Сегодня наш «Свердчеловек» — врач частной клиники; он ведет запланированные операции, дежурит и наверняка знает, когда вернется домой. Но еще четыре года назад он жил иначе: поутру пил чай в кругу семьи, но уже через пять минут мог сорваться на работу по первому звонку. Отказать коллегам было невозможно, потому что наш герой — бывший анестезиолог-реаниматолог Центра медицины катастроф Свердловской области. Про 15 лет, которые пролетели как несколько дней, про самое сложное в отношениях с пациентом, про хитрые выдумки, спасавшие сотни людей, сегодня доктор Листов рассказывает сам.
В моей семье не было врачей, почему им стал я — не знаю. После школы на выпускном все признавались, кем хотят быть. Я сказал, что уйду в медицину. «Мужик сказал — мужик сделал».
— Доказать себе, что ты можешь —
Это был долгий путь: училище, армия, мединститут, в итоге я уже двадцать лет работаю анестезиологом. К экстремальной медицине меня тянуло всегда: студентом медучилища работал в роддоме — вот этими руками принял почти 200 малышей.
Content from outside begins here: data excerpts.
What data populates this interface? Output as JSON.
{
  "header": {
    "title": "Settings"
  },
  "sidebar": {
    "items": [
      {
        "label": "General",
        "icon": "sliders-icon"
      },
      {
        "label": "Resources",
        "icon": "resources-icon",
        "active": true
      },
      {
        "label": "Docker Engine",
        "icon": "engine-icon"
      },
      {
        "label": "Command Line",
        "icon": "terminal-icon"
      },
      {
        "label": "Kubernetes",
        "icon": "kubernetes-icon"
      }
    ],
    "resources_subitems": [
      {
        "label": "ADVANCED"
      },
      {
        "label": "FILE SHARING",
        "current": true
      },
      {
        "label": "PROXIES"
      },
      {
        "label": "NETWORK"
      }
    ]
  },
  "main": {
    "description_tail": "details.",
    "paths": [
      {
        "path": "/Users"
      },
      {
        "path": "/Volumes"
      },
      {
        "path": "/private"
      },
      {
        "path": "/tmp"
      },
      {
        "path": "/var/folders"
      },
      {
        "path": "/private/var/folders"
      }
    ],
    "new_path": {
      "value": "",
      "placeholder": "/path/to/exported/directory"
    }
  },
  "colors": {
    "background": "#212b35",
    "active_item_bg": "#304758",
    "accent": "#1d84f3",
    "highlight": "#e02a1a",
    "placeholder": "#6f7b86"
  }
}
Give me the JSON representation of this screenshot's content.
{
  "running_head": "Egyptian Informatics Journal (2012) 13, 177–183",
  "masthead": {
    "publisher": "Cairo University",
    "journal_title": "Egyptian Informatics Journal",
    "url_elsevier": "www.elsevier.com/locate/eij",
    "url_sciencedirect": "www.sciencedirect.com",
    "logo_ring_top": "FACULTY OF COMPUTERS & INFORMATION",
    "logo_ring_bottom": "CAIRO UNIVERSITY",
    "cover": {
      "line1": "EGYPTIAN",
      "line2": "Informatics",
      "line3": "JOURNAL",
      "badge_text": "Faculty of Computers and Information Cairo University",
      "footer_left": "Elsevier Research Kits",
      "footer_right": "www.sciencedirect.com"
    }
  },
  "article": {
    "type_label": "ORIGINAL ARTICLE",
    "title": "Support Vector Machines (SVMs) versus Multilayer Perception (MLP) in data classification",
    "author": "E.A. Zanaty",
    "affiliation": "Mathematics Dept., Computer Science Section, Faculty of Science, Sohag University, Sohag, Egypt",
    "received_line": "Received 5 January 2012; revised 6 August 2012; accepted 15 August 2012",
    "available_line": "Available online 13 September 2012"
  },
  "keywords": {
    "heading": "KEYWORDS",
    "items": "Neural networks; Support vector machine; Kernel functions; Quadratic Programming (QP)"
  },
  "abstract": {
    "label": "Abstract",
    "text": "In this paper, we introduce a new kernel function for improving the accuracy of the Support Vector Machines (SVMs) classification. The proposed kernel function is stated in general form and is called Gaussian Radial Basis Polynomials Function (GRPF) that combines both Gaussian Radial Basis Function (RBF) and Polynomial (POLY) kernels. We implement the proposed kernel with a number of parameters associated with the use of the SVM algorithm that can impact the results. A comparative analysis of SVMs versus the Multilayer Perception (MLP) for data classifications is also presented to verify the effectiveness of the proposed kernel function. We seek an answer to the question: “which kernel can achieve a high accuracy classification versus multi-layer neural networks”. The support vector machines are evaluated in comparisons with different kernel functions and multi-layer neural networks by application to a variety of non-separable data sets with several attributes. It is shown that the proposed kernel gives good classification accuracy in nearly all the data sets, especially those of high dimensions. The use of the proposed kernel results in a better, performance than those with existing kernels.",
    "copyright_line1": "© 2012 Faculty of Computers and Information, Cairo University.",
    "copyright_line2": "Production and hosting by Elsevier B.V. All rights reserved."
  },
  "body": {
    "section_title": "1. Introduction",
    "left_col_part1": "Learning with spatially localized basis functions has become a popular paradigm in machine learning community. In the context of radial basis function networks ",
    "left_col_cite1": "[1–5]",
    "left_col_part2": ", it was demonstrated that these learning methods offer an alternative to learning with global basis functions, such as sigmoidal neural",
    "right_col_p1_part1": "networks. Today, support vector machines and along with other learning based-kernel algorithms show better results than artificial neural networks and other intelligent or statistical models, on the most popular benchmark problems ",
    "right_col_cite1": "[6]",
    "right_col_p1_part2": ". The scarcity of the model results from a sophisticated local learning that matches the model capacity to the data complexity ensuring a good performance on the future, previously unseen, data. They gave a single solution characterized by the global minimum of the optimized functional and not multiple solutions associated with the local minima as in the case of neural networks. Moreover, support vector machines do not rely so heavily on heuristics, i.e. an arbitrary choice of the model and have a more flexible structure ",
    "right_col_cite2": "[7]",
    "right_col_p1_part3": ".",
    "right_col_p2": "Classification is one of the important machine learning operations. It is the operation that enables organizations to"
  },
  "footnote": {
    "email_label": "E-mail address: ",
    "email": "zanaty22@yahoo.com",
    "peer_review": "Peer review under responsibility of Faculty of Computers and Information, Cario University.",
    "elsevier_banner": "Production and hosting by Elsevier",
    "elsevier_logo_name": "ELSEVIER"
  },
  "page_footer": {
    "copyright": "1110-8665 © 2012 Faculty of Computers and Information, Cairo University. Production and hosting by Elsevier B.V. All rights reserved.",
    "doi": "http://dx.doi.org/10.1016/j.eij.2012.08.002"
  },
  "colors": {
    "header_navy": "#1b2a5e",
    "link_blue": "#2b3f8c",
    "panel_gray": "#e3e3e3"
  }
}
Будучи студентом института, катался в скорой помощи, а позже, спустя много лет, какое-то время даже заведовал отделением частной скорой медицинской помощи. Но большую часть карьеры — 15 лет — отдал медицине катастроф. Это было сложно, порой невыносимо, но иначе не получилось — я безумно любил и гордился своей работой и каждый день ловил от нее кайф.
Медицина катастроф — это не только про здоровье, это не только транспортировки крайне тяжелых пациентов из районных больниц в областные центры, здесь всегда присутствует политический момент и большая ответственность: с большими людьми иногда тоже что-то случается. Медицинские сопровождения в кортежах первых лиц государства во время их визитов, сопровождения vip — иностранных гостей, дежурства на форумах самого высокого уровня — это полная боеготовность и отсутствие права на ошибку.
В 2011 году в аварию попал тогдашний губернатор нашей области — Александр Мишарин. Это случилось накануне моего отпуска — оставалось додежурить смену; вечером звонок, надо ехать на место ДТП. Тогда в маленькой районной больничке собралось все правительство области, и нужна была железная воля, ведь каждый чиновник требовал от врача быстрых действий. Когда говорят«увозите быстрее в Екатеринбург», твоя задача делать так, как надо, выполняя не желание руководителей области, а стандарты оказания помощи. Не всегда быстрее — это правильный метод. Все тогда закончилось благополучно: никто не погиб, а в отпуск я ушел на два дня позже.
Конечно, были внештатные ситуации, порой приходилось корректировать каноны классической медицины. Помните историю, когда дети возвращались на поезде с Кремлевской елки и отравились? Когда они подъезжали к границе с Свердловской областью, нам пришла информация, что в вагонах около 200 потенциально больных детишек.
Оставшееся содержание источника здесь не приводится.